Este novo tremor foi registrado às 23h12 locais (18h12 de Brasília). Horas antes, às 12h, um terremoto de 4,1 graus gerou preocupação na organização do G8, que, segundo informa neste sábado a imprensa italiana, criou um plano de retirada em caso de novos abalos sísmicos durante a cúpula.
O epicentro do último terremoto aconteceu na região de Abruzzo, epicentro do tremor que em 6 de abril deixou 299 mortos, 8,13 km ao sul de L'Aquila e a 7,7 km de profundidade.
Os contínuos tremores mantêm em alerta as autoridades da Itália, anfitriã da cúpula de líderes mundiais que será realizada de 8 a 10 de julho.

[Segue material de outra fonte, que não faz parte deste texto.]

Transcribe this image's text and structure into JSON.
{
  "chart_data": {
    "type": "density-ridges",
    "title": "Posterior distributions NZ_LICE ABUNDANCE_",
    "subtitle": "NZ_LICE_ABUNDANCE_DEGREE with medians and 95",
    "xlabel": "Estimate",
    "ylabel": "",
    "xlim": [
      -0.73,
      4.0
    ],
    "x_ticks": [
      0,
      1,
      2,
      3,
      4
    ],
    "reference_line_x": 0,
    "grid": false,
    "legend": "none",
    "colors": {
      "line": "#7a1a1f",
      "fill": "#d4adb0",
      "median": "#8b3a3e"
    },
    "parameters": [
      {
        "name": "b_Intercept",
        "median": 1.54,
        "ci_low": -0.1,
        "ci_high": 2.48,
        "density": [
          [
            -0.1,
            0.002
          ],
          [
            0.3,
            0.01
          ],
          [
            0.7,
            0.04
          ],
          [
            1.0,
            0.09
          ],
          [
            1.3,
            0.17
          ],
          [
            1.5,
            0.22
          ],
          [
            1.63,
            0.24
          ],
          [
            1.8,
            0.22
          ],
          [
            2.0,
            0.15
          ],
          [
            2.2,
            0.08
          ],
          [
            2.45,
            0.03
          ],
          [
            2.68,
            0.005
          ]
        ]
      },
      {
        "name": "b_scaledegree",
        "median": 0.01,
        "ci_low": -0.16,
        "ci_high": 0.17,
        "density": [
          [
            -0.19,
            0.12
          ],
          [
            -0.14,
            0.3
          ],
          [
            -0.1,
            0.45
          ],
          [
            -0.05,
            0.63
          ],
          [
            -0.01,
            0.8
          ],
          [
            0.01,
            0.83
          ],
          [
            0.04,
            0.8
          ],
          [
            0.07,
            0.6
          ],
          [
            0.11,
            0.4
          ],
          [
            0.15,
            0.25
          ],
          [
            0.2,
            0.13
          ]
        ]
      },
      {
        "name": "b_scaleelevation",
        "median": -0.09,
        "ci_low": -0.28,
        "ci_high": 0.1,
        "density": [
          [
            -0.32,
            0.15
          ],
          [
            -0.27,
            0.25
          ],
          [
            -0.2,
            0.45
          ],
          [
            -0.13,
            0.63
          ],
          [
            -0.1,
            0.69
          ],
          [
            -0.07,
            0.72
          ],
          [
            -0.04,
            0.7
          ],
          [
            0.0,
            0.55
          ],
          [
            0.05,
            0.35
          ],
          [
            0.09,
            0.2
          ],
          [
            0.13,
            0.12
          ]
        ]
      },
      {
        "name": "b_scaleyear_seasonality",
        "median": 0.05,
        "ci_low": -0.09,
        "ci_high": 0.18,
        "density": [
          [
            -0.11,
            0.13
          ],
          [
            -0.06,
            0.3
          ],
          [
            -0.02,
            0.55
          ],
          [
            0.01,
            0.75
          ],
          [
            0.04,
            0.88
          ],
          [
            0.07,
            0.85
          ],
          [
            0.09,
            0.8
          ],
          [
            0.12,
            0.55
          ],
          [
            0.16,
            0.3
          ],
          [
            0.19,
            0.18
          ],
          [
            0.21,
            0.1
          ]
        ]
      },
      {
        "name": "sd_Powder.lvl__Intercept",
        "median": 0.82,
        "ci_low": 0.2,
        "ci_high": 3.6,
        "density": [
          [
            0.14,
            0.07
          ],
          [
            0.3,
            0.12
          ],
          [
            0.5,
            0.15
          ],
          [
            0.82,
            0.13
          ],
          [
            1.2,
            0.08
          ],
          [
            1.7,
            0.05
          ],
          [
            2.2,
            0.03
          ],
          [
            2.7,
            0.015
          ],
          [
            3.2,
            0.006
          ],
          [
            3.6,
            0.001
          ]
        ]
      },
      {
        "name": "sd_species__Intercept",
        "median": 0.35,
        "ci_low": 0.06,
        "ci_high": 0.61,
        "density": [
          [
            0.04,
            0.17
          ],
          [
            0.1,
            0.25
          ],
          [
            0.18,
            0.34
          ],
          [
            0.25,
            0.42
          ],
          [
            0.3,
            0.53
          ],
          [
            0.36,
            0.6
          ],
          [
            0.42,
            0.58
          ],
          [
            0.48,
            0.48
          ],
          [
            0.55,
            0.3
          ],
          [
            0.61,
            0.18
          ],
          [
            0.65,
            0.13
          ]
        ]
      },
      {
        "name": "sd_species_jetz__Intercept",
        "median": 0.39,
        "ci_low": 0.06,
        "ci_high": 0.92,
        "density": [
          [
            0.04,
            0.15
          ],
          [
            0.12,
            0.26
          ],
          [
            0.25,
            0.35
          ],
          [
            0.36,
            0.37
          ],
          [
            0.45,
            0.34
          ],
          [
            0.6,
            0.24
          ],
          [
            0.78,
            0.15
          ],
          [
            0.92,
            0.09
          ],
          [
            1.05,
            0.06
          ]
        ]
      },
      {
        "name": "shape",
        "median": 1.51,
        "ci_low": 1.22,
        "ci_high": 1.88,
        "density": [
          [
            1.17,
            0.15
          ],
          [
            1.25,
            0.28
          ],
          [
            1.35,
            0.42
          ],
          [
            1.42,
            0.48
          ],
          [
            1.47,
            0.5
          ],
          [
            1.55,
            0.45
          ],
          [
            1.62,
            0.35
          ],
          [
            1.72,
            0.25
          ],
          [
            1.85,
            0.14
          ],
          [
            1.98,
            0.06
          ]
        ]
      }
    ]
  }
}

Segundo a edição de hoje do diário Il Messaggero, o plano previsto pelas autoridades italianas contempla em primeiro lugar, e em caso de um forte terremoto, a retirada em helicóptero dos líderes que participarão da cúpula.
Os responsáveis pela segurança do G8 trabalham ainda com possibilidade de retirar os outros membros das delegações pelas estradas mais próximas.
O jornal La Repubblica informou que a Defesa Civil italiana insiste em dizer que não existe "nenhum risco" para a cúpula, mas o primeiro-ministro da Itália, Silvio Berlusconi, estaria "preocupado".
O diário disse ainda que o Governo italiano contempla a possibilidade de transferir o encontro para Roma, caso nos próximos dias o número de tremores continue aumentando.